Abstract
The purpose of this study is to determine the Gap between the assets and the liabilities of Islamic and conventional banks. It also finds the impact of liquidity risk, capital adequacy, management efficiency, operating cost, and transaction size on net interest margin for Conventional Banks (CBs) and net profit margin for Islamic Banks (IBs) in Pakistan, Malaysia, Bahrain, and UAE. Short-term and long-term assets and liabilities gap is further emphasized in this study.

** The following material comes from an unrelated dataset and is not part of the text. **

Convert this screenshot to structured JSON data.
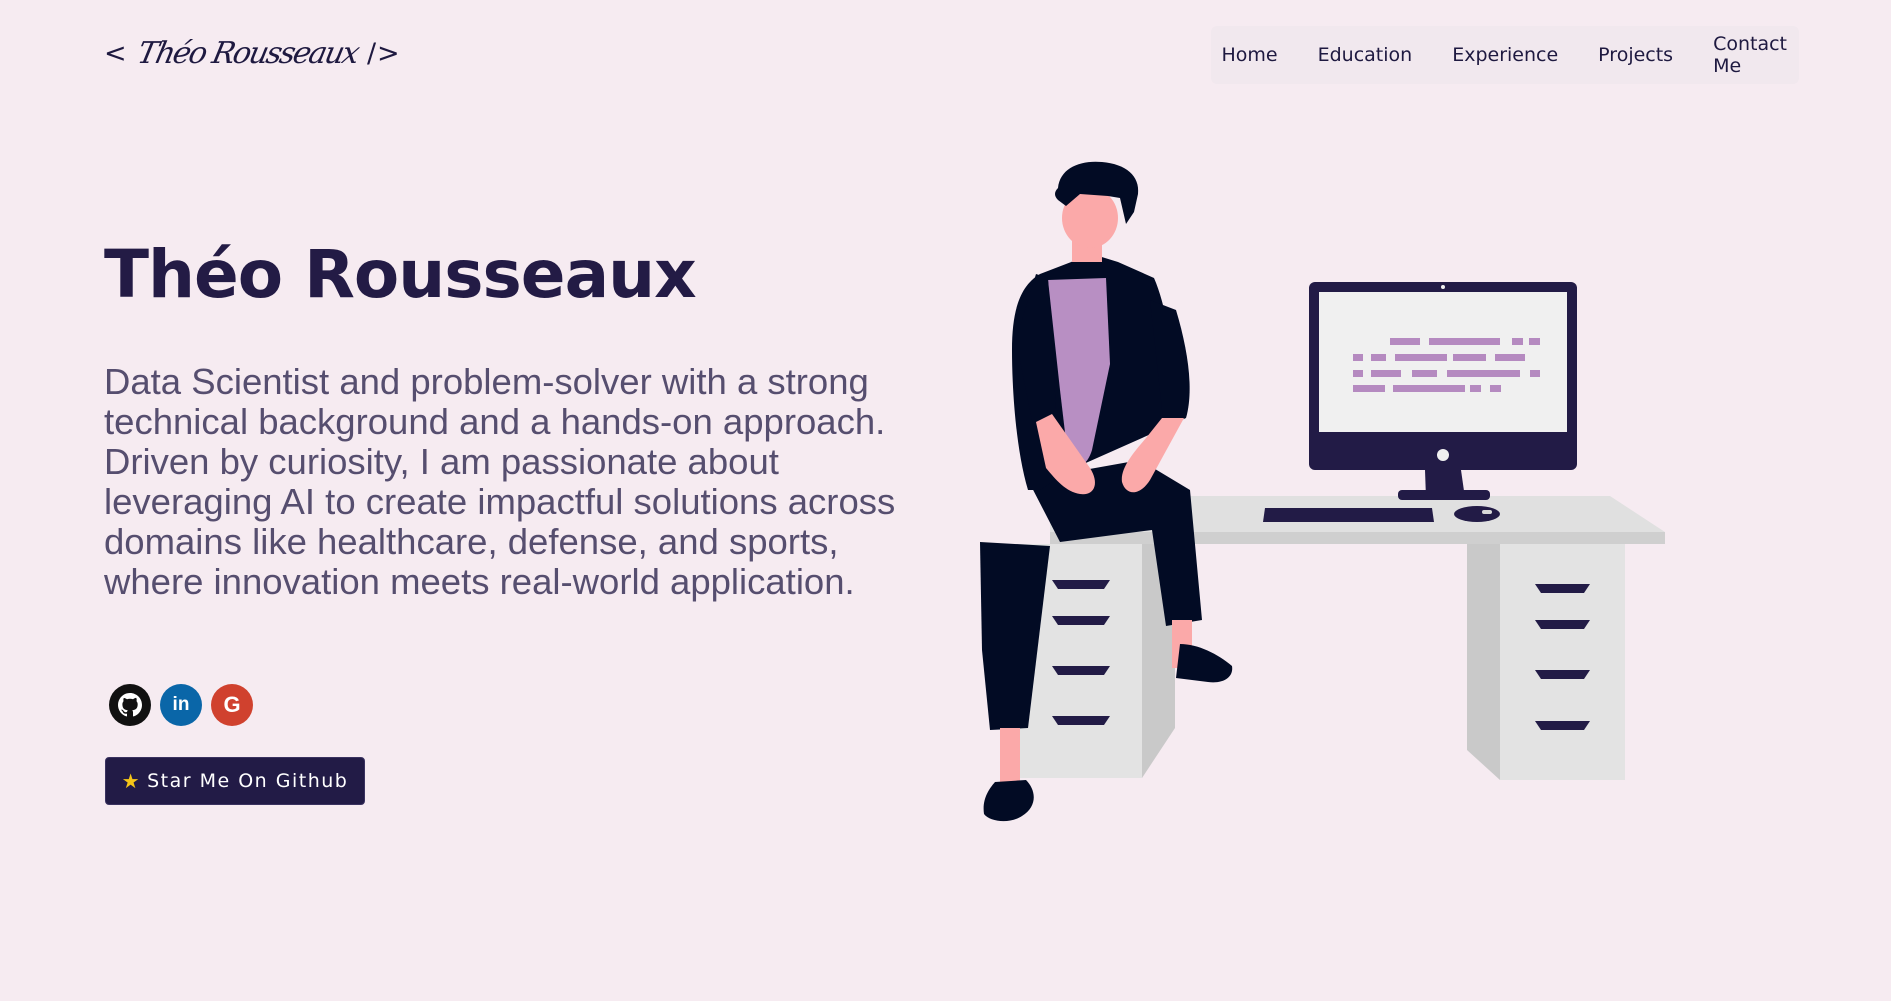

Data were extracted from the financial statements of both types of banks for the period of 2008-2014. This study finds that there is a negative short-term gap for both types of banks while the long-term gap for both types of banks is positive. Results show that the operating cost is an important factor which affects the profit margins and progress quality of the management of banks. Finally, the overall results show that the CBs have better assets and liabilities structure of profitable assets at low cost liabilities.

Ahmed Imran Hunjra, Farida Faisal, Zain-ul-Abdeen, Azfar Kama, Muhammad Ghufran, Aamir Bashir. (2017) The Asset and Liabilities Gap Management of Conventional and Islamic Banks: An Empirical Study of Pakistan, UAE, Malaysia, and Bahrain, Journal of Islamic Business and Management, Volume 7, Issue 2.